Sink estate
A sink estate is a British council housing estate characterised by high levels of economic and social deprivation. Such estates are not always high crime areas although there is a strong correlation between crime rates and sink estates in large urban areas.
In the worst estates crime happens openly while victims are afraid to do anything.[1]
Policy Exchange, an organisation close to David Cameron, claims that decades of neglect and ghettoisation have led to entrenched problems in social housing including domestic violence, knife crime and gang warfare.[2]
Sink estates are found in urban areas around the country. Many owe their existence to the historic need to rehouse the urban poor, either from Victorian slum housing during the 1920s and 1930s, or from low-income housing demolished during the Blitz. Many of the estates are dominated by tower blocks and garden cities, which have been blamed for discouraging strong communities and failing to provide adequate services to their residents. Urban decay is commonplace, with accommodation often having considerably exceeded its intended lifespan.
In London there are sink estates in the North and East, the boroughs of Camden, Islington, Haringey, Newham, Tower Hamlets and Hackney. The Harefield estate on the edge of Southampton was a sink estate in the last quarter of the twentieth century even though its crime rate was significantly lower than that of inner city areas. In London, however, all the no-go areas (such as the estates in Peckham before its regeneration, Harlesden and Gospel Oak) are sink estates.
The West Midlands has been home to numerous sink estates, although many of these have been regenerated or are in the process of regeneration.
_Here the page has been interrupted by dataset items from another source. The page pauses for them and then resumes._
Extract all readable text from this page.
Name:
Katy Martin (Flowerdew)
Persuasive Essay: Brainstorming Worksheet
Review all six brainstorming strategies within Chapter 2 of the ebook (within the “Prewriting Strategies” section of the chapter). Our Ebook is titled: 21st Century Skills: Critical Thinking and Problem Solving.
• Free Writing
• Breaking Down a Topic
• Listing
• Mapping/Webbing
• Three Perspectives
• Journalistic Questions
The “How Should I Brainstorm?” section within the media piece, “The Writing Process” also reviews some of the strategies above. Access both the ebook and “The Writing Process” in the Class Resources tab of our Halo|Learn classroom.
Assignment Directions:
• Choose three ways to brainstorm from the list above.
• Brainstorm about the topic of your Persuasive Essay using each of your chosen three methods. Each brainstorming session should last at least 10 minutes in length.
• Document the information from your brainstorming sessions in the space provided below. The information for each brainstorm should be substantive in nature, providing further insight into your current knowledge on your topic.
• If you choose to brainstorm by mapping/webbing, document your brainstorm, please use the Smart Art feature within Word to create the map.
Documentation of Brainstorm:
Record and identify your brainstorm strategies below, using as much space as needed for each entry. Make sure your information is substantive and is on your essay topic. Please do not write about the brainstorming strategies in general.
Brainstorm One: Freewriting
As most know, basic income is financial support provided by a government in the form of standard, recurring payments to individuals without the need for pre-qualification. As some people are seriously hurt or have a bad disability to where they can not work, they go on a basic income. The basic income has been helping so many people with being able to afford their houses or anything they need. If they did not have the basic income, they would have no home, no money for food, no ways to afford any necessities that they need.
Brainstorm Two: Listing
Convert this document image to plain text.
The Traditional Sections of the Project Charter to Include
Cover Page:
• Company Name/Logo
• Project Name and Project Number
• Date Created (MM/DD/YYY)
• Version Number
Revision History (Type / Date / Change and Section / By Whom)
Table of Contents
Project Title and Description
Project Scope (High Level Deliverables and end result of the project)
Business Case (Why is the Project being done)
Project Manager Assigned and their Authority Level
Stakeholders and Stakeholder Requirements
These include the notorious Castle Vale in Birmingham, Galton Village in Smethwick, Friar Park in Wednesbury, Hateley Heath in West Bromwich, Low Hill in Wolverhampton, Priory Estate in Dudley, Chapel Street in Brierley Hill and Goscote in Walsall.
Sink estates in northern England include Stockbridge Village (formerly Cantril Farm) in Liverpool, Halton Moor in Leeds, the partly redeveloped Manor Estate in Sheffield and the now-demolished Hulme Crescents in Manchester.
The origin and meaning of the term 'sink estate' is unknown, although it is believed it may refer to being at the depths of society. The phrase came into usage in the 1970s, and was probably a term coined by journalists. It is now commonly used in media such as this BBC article. Sink estate may refer to behavioural sink, which is a characteristic exhibited by animals forced to live in overcrowded conditions.